If we start with a path of length \(\ell \le n\) then after \(\log \ell \le \log n\) iterations of this process we proved the existence of two consecutive games (call them \(G_0\) and \(G_1\)) that differ only in a single edge \(j\rightarrow i\) and the vertex j has in-degree 0. That is, both games are identical, except that in one game the encryption query (ji) is answered with \(\mathsf{Enc}_{k_j}(k_i)\) and in the other with \(\mathsf{Enc}_{k_j}(r_i)\). Moreover, the key \(k_j\) is not used anywhere else in the experiment and we know exactly when this query is made during the experiment (as the adversary committed to i).

Given a distinguisher \(\mathsf{A}\) for \(G_0\) and \(G_1\), we can now construct an attacker \(\mathsf{B}\) that breaks the IND-CPA security of the underlying encryption scheme with the same advantage: in the IND-CPA game \(\mathsf{B}\) chooses two random messages \(m_0,m_1\) and asks to be challenged on them.Footnote 5 The game samples a random bit b and returns the challenge \(C=\mathsf{Enc}_k(m_b)\) to \(\mathsf{B}\), which must then output a guess \(b'\) for b. At this point, \(\mathsf{B}\) invokes \(\mathsf{A}\) and simulates the game \(G_0\) for it, choosing all keys at random, except that it uses C to answer the encryption query (ji).Footnote 6 Finally, \(\mathsf{B}\) forwards \(\mathsf{A}\)’s guess \(b'\). Identifying \((k,m_0,m_1)\) with \((k_j,k_i,r_i)\), we see that depending on whether \(b=0\) or \(b=1\), \(\mathsf{B}\) simulates either \(G_0\) or \(G_1\). Thus, whatever advantage \(\mathsf{A}\) has in distinguishing \(G_0\) from \(G_1\), \(\mathsf{B}\) will break the IND-CPA security of \(\mathsf{Enc}\) with the same advantage.

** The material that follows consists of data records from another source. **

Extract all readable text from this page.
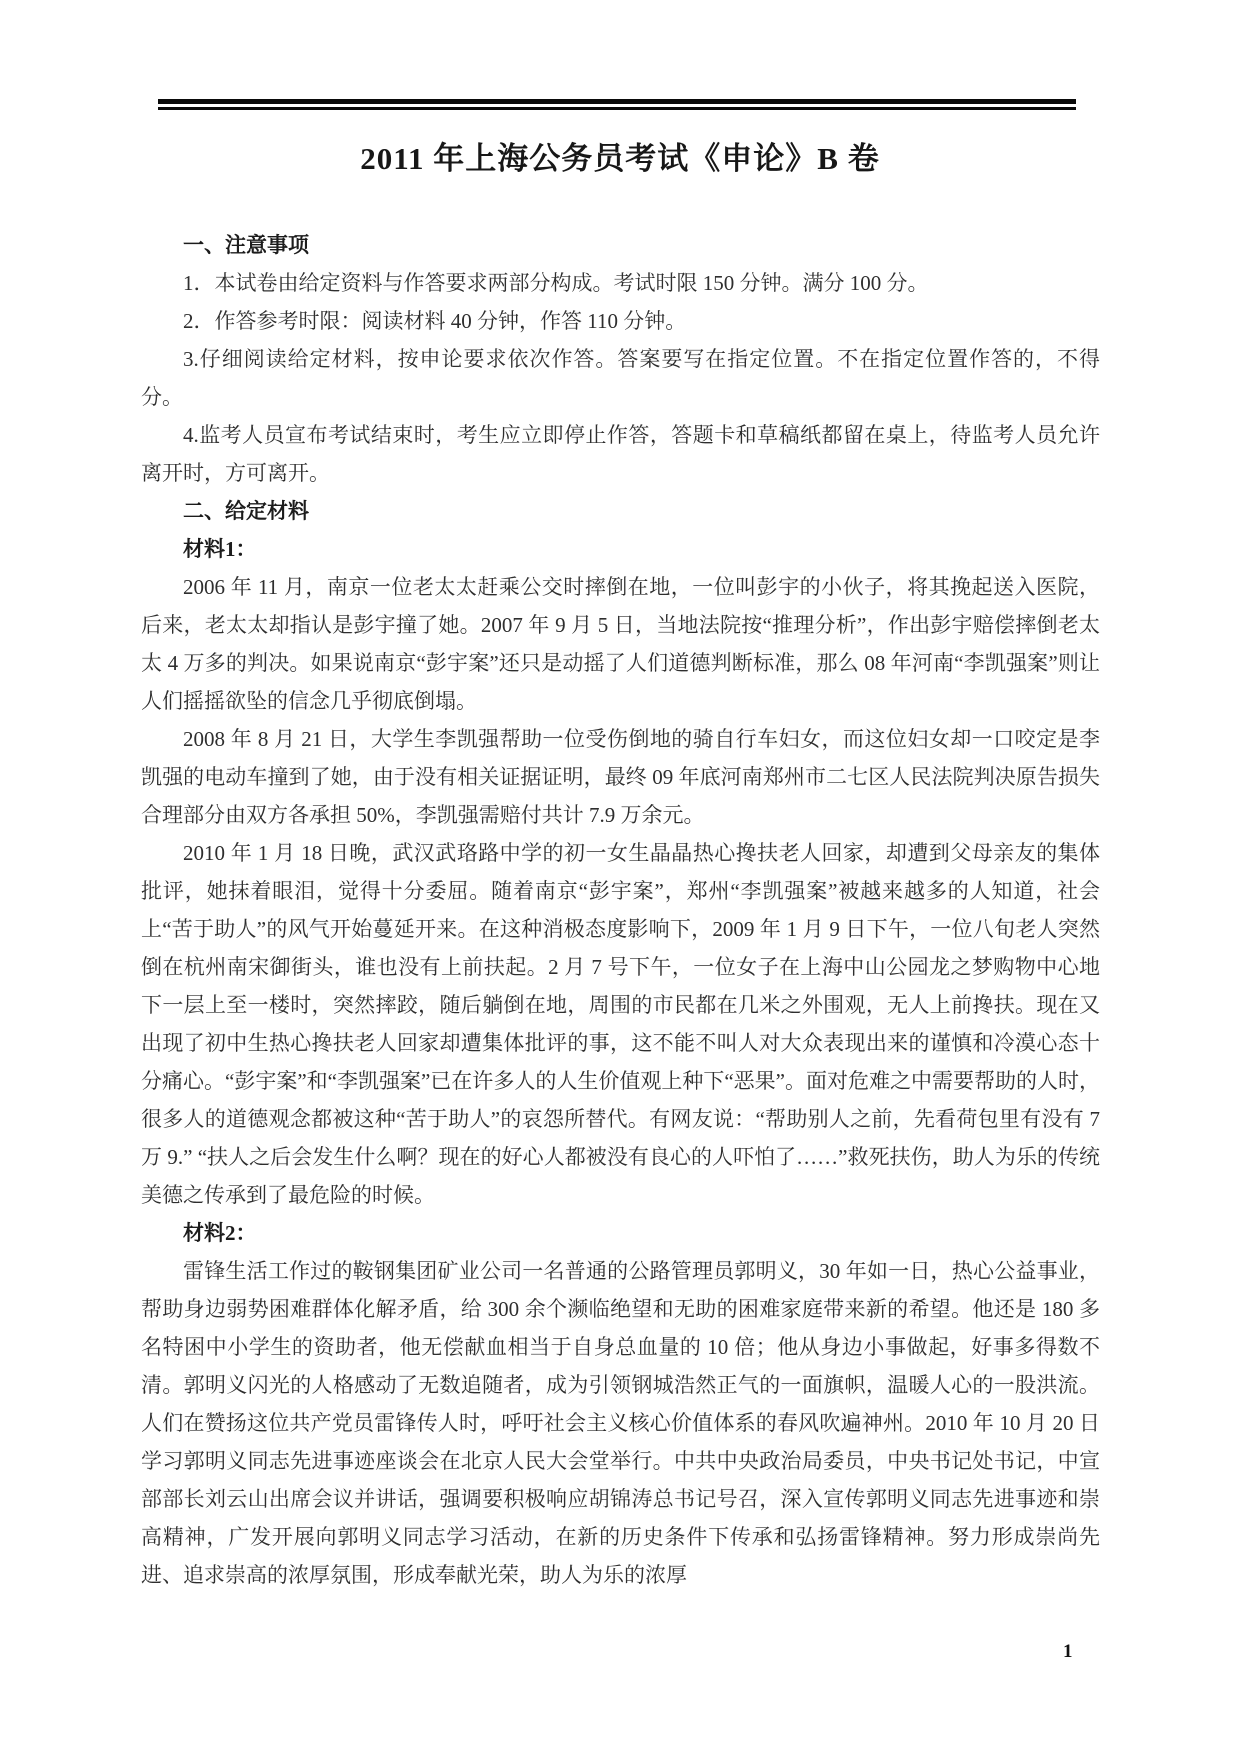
2011 年上海公务员考试《申论》B 卷
一、注意事项

1．本试卷由给定资料与作答要求两部分构成。考试时限 150 分钟。满分 100 分。

2．作答参考时限：阅读材料 40 分钟，作答 110 分钟。

3.仔细阅读给定材料，按申论要求依次作答。答案要写在指定位置。不在指定位置作答的，不得分。

4.监考人员宣布考试结束时，考生应立即停止作答，答题卡和草稿纸都留在桌上，待监考人员允许离开时，方可离开。

二、给定材料
材料1：

2006 年 11 月，南京一位老太太赶乘公交时摔倒在地，一位叫彭宇的小伙子，将其挽起送入医院，后来，老太太却指认是彭宇撞了她。2007 年 9 月 5 日，当地法院按“推理分析”，作出彭宇赔偿摔倒老太太 4 万多的判决。如果说南京“彭宇案”还只是动摇了人们道德判断标准，那么 08 年河南“李凯强案”则让人们摇摇欲坠的信念几乎彻底倒塌。

2008 年 8 月 21 日，大学生李凯强帮助一位受伤倒地的骑自行车妇女，而这位妇女却一口咬定是李凯强的电动车撞到了她，由于没有相关证据证明，最终 09 年底河南郑州市二七区人民法院判决原告损失合理部分由双方各承担 50%，李凯强需赔付共计 7.9 万余元。

2010 年 1 月 18 日晚，武汉武珞路中学的初一女生晶晶热心搀扶老人回家，却遭到父母亲友的集体批评，她抹着眼泪，觉得十分委屈。随着南京“彭宇案”，郑州“李凯强案”被越来越多的人知道，社会上“苦于助人”的风气开始蔓延开来。在这种消极态度影响下，2009 年 1 月 9 日下午，一位八旬老人突然倒在杭州南宋御街头，谁也没有上前扶起。2 月 7 号下午，一位女子在上海中山公园龙之梦购物中心地下一层上至一楼时，突然摔跤，随后躺倒在地，周围的市民都在几米之外围观，无人上前搀扶。现在又出现了初中生热心搀扶老人回家却遭集体批评的事，这不能不叫人对大众表现出来的谨慎和冷漠心态十分痛心。“彭宇案”和“李凯强案”已在许多人的人生价值观上种下“恶果”。面对危难之中需要帮助的人时，很多人的道德观念都被这种“苦于助人”的哀怨所替代。有网友说：“帮助别人之前，先看荷包里有没有 7 万 9.” “扶人之后会发生什么啊？现在的好心人都被没有良心的人吓怕了……”救死扶伤，助人为乐的传统美德之传承到了最危险的时候。

材料2：

雷锋生活工作过的鞍钢集团矿业公司一名普通的公路管理员郭明义，30 年如一日，热心公益事业，帮助身边弱势困难群体化解矛盾，给 300 余个濒临绝望和无助的困难家庭带来新的希望。他还是 180 多名特困中小学生的资助者，他无偿献血相当于自身总血量的 10 倍；他从身边小事做起，好事多得数不清。郭明义闪光的人格感动了无数追随者，成为引领钢城浩然正气的一面旗帜，温暖人心的一股洪流。人们在赞扬这位共产党员雷锋传人时，呼吁社会主义核心价值体系的春风吹遍神州。2010 年 10 月 20 日学习郭明义同志先进事迹座谈会在北京人民大会堂举行。中共中央政治局委员，中央书记处书记，中宣部部长刘云山出席会议并讲话，强调要积极响应胡锦涛总书记号召，深入宣传郭明义同志先进事迹和崇高精神，广发开展向郭明义同志学习活动，在新的历史条件下传承和弘扬雷锋精神。努力形成崇尚先进、追求崇高的浓厚氛围，形成奉献光荣，助人为乐的浓厚

1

Proof Outline for Trees. We will now outline our reduction of the adaptive security of GSD to the IND-CPA security of \(\mathsf{Enc}\) for a more general case. Namely, the adversary is only restricted in that the key graph resulting from its queries is such that the connected component containing the challenge is a tree. (Recall that we already disallowed cycles in the key graph as this would require circular security. Being a tree means that we also have no cycles in the key graph when ignoring edge directions). Note that paths as discussed in the previous section are very special trees. The GSD problem on trees is particularly interesting, as it captures some multicast encryption protocols like the Logical Key Hierarchy (LKH) protocol [WGL00]. We refer the reader to [Pan07] for details.

Trees with in-degrees \(\le 1\). Let us first consider the case where the connected component containing the challenge is a tree, and moreover all its vertices have in-degree 0 or 1. It turns out that the proof outlined for paths goes through with only minor changes for such trees. Note that such a tree has exactly one vertex with in-degree 0, which we call the root, and there is a unique path from the root to the challenge node. We can basically ignore all the edges not on this path and do a reduction as the one outlined above. The only difference is that now, when simulating the game \(G_b\) (where b is 0 or 1 depending on the whether the challenge C with which we answer the encryption query (ji) is \(\mathsf{Enc}_{k_j}(k_i)\) or \(\mathsf{Enc}_{k_j}(r_i)\)), the adversary can also ask for encryption queries (jx) for any x. This might seem like a problem as we do not know \(k_j\) (we identified \(k_j\) with the key used by the IND-CPA challenger). But recall that in the IND-CPA game there is an encryption oracle \(\mathsf{Enc}_{k_j}(\cdot )\), which we can query for the answer \(\mathsf{Enc}_{k_j}(k_x)\) to such encryption queries.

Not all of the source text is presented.